ArielWiley

The Rise of the Interns

In the last few months, interns from across the entertainment industry have banded together taking a stand against the companies that employed them. The intern revolution started with a lawsuit against Fox Entertainment Group and has continued with companies such as MSNBC, Conde Nast, Gawker, Warner Music, and many others. Ever since a set of interns who worked on the Black Swan filed suit and won their case against Fox Searchlight, the phones of Hollywood attorneys have been ringing non-stop. Every intern working the entertainment circuit seems to be chomping at the bit to have their day in court.
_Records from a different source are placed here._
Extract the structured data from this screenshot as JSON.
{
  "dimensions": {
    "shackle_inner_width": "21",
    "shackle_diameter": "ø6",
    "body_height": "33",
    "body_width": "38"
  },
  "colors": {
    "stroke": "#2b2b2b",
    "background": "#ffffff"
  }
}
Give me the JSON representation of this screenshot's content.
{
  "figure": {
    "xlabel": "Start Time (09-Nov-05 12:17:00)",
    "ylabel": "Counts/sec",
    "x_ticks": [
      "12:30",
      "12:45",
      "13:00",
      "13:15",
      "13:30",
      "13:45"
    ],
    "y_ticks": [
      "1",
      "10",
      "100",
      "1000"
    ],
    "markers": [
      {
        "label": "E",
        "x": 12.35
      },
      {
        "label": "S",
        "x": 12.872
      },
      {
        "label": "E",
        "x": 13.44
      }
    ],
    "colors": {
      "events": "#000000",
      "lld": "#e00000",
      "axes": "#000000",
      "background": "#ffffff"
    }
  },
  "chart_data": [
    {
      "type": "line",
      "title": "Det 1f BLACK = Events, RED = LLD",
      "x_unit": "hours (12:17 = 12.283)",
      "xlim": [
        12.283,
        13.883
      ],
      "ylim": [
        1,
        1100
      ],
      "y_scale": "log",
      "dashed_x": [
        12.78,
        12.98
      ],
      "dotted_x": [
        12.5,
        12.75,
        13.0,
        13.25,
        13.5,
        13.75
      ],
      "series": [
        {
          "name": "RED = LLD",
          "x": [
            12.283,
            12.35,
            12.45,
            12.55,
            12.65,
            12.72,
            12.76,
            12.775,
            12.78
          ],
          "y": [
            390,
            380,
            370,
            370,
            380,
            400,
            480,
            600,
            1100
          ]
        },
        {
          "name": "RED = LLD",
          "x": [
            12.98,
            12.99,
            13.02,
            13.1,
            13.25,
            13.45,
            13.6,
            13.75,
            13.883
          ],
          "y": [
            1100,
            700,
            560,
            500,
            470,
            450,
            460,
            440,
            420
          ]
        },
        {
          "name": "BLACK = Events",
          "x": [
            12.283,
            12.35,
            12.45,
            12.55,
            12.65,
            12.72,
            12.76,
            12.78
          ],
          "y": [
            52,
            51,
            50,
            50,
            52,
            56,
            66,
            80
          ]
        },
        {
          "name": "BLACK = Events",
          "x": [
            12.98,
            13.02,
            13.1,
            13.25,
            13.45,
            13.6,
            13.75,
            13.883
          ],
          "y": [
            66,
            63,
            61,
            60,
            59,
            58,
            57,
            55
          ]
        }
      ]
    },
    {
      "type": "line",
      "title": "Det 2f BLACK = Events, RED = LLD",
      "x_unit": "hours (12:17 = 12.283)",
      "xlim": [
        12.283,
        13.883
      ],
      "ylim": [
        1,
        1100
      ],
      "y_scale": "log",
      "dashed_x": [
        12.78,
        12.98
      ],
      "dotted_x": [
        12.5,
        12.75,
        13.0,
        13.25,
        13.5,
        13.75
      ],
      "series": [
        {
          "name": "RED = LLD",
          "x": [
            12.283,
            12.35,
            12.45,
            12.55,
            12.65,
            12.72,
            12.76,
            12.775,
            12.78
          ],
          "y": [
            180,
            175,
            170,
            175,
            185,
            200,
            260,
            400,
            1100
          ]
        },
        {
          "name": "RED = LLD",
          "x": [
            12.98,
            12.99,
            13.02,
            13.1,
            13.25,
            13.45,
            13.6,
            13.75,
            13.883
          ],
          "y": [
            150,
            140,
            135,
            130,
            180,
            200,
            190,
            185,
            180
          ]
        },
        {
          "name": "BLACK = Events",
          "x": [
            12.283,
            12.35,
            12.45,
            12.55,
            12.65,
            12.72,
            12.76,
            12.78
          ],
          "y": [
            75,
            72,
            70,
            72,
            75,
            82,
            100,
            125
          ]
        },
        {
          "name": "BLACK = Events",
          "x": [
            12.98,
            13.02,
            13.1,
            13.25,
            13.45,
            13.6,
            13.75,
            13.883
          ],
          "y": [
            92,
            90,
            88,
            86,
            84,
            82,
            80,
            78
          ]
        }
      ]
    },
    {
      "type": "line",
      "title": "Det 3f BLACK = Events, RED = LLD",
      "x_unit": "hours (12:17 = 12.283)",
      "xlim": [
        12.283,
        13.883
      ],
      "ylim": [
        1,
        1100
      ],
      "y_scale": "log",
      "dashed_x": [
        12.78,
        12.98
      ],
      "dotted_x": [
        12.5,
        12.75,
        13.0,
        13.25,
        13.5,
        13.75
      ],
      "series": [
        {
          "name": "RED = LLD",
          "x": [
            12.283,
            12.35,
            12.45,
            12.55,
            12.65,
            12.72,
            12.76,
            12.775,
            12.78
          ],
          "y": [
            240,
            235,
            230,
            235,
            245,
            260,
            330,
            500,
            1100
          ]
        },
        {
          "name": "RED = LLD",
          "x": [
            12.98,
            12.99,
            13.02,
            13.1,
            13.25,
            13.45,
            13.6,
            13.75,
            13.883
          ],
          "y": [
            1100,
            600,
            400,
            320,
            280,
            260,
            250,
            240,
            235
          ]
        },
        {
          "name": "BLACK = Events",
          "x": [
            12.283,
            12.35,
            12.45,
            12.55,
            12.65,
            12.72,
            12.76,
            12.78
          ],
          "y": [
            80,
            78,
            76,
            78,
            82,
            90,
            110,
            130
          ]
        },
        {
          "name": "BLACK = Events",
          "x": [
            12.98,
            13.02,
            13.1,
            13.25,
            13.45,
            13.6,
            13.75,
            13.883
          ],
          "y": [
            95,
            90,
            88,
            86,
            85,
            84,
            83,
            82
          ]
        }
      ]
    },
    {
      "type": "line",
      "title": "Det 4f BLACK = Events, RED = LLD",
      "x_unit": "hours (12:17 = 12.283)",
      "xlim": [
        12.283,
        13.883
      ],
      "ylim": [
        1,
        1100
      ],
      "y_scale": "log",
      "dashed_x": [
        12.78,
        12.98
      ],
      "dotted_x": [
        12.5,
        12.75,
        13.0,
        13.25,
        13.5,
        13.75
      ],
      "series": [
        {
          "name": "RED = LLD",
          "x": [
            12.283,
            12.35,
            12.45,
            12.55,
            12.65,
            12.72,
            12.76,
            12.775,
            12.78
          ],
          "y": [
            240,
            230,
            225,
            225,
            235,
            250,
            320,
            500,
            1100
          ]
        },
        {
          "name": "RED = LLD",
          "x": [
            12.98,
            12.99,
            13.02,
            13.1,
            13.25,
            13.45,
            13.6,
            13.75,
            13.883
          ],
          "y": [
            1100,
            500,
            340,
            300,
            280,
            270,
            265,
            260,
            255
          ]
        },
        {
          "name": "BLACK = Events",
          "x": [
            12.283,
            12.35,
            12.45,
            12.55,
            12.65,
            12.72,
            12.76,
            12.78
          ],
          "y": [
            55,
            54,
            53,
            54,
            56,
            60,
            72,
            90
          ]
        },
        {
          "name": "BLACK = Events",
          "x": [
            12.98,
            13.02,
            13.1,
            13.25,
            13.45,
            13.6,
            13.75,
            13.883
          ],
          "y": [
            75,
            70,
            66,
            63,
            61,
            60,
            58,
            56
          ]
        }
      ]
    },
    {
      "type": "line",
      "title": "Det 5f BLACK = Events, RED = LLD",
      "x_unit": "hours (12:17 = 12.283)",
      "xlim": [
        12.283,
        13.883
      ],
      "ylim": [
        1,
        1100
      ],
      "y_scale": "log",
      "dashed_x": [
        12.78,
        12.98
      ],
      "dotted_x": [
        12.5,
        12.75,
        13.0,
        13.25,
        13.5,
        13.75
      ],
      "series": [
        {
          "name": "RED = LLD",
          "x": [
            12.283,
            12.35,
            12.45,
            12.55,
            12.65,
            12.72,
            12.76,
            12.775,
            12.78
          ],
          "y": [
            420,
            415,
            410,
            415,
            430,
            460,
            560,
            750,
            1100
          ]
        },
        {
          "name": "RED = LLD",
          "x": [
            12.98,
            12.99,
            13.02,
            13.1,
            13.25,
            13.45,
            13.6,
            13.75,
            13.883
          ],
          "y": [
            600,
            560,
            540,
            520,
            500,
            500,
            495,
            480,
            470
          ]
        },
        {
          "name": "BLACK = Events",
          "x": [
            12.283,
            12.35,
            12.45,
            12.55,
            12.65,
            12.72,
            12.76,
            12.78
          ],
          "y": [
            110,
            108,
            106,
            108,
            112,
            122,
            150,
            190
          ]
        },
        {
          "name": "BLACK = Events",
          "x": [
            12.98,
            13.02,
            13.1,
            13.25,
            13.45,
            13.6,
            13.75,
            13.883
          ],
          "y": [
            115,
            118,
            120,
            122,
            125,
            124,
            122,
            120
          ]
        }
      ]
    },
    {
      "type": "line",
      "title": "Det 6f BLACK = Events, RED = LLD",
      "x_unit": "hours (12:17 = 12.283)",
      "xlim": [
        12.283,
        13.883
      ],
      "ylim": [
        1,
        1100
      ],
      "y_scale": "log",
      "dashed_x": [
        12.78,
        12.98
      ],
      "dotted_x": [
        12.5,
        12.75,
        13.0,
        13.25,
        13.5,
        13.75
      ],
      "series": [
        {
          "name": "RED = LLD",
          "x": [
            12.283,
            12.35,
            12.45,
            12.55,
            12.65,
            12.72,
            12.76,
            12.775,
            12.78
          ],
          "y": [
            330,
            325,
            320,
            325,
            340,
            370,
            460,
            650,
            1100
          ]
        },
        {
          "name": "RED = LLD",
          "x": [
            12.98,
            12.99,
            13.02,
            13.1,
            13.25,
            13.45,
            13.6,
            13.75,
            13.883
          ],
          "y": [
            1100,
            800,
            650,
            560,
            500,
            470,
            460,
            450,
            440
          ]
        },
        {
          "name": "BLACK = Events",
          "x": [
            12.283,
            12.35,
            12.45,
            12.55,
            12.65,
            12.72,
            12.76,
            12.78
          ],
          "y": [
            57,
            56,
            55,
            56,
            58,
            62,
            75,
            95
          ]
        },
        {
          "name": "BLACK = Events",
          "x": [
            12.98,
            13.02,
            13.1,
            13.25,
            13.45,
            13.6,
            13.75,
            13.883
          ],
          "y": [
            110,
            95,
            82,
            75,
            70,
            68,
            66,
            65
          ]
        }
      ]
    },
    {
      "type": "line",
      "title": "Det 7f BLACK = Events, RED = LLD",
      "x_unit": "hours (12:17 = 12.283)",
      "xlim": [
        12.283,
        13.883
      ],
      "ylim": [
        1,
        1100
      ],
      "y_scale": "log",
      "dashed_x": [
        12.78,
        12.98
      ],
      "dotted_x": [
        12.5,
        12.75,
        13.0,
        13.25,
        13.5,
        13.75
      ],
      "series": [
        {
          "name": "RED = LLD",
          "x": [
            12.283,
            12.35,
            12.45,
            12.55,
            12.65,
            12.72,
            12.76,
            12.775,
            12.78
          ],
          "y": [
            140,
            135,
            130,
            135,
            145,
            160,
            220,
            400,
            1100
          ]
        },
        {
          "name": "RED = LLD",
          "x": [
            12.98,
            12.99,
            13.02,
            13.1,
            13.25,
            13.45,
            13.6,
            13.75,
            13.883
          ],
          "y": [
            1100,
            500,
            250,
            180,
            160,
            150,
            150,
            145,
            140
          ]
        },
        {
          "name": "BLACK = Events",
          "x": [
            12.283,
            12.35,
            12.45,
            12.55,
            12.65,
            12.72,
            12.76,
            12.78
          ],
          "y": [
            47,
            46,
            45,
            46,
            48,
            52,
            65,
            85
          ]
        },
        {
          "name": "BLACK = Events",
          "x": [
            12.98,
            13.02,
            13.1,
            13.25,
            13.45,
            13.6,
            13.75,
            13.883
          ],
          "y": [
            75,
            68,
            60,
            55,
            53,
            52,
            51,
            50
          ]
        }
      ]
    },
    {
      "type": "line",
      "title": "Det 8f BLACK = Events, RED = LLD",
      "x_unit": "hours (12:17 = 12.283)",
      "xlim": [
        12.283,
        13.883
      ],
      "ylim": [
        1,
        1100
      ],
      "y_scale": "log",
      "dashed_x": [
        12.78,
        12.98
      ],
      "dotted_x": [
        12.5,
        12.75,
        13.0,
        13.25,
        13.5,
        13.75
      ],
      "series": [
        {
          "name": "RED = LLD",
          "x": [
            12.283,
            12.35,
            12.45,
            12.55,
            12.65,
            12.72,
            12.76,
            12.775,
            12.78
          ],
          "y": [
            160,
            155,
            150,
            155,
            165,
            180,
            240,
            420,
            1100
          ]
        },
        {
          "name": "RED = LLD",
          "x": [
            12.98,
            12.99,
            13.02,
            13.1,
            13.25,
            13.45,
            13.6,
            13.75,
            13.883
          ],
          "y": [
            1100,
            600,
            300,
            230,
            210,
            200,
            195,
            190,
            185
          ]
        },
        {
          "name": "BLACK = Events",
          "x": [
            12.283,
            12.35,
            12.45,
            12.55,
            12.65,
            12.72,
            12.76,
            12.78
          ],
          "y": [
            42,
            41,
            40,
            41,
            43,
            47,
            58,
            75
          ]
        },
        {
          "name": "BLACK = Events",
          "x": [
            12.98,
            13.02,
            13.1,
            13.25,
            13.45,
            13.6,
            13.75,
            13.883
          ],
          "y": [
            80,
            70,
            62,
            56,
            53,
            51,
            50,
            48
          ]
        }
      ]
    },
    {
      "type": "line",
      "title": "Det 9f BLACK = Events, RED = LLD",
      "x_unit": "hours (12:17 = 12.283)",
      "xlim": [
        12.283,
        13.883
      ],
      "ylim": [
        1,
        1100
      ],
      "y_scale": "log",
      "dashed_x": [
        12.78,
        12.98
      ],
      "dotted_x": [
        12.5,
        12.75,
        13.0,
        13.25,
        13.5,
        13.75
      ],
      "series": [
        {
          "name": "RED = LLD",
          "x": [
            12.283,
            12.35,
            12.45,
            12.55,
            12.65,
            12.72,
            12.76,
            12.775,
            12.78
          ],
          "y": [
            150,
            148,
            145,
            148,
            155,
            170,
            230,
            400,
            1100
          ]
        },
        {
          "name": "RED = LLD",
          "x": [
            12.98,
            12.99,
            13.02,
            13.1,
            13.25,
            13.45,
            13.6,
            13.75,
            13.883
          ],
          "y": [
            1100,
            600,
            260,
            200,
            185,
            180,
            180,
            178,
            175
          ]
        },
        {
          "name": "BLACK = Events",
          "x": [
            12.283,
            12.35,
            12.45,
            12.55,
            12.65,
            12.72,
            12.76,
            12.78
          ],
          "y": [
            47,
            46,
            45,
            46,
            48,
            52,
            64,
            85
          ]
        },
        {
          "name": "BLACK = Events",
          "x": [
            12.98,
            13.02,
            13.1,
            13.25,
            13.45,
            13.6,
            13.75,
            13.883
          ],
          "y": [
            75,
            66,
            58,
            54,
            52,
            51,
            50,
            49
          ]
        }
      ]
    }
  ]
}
As a law student and a long time intern, I feel a little out of the loop that no one told me us interns were starting our own union. Even though in entertainment my job entails a little more legal and a little less grunt work, I feel like this just about every day. 

Entertainment is incredibly hard. Whether you’re looking at becoming an actor, an agent, or an entertainment lawyer, it comes down to who you know and how you use those connections to your benefit. As someone with many friends and family members in the entertainment field, I have learned that you have to do whatever you can within your legal and moral boundaries to throw your foot in the door before it shuts in your face.

Ever since the rise of the interns, entertainment companies have been contacting their attorneys left and right, trying to find out if hiring the local undergraduate to read scripts and pour coffee for college credit could result in a five million dollar lawsuit. This begs the question, are entertainment interns still worth the risk?

I think it is entirely wrong to find someone to do work for free in an effort to avoid paying for another employee. If the work is complicated enough, a student without a degree or the requisite experience should not be doing the work in the first place. However, entertainment is about knowing people and having experience. You can’t get experience without working in the field. You can’t get a job in the field without experience, or knowing someone. Unless you know someone already, you can’t make contacts without getting your foot in the door. So the question becomes how does a student with minimal experience and no contacts in the field get their foot in the entertainment door?

Do you see where I am going with this?

They do an internship. They place themselves on that coveted bottom rung of the ladder with the hopes that they will deliver mail, bring a cup of coffee, or copy a document for someone important. They push their script, headshot, or personality on just about anyone within a 10-mile radius of that studio, and they keep doing it until someone takes notice of them.

While interns should not be taken advantage of, one of the repercussions of these lawsuits is that companies are starting to become terrified to hire interns. CEOs, producers, and general counsel don’t seem interested in taking a risk on the plucky young adult who came to the big city with nothing but a headshot and a dream. These lawsuits are not causing companies to reconsider their budgets to include more paid internships. Instead, less internships are being offered, and those that are offered are going to people who the companies feel like they can trust. In other words, people who have connections. This creates fewer opportunities for those who are trying to break into the business.

But, is that the point of companies taking these measures?

Many of the complaints being filed by interns certainly have merit. With the amount of money a studio will throw at an actor or a musical artist, it does seem unreasonable that they cannot spring for $7.25 an hour for the undergrad or law student furiously retyping documents with the hopes that their script or resume will get a glance.

I have found that while getting paid would be fantastic, the most important thing is learning about the field and finding that person who will extend their hand to help me up along my legal career. That way on my next interview when I’m asked what do I know about contracts I can say more than “contracts require an offer and acceptance.”

So, I have to ask, who are these lawsuits helping and who are they hurting? In the long run is it the interns or the companies that will be coming out on top? And, if the goal of these lawsuits is to change how the entertainment industry is run, is there another legal way we could use that could create better results? Should we be looking to the legislature for a change in employment practices, or are we making better progress by analyzing this issue on a case-by-case basis?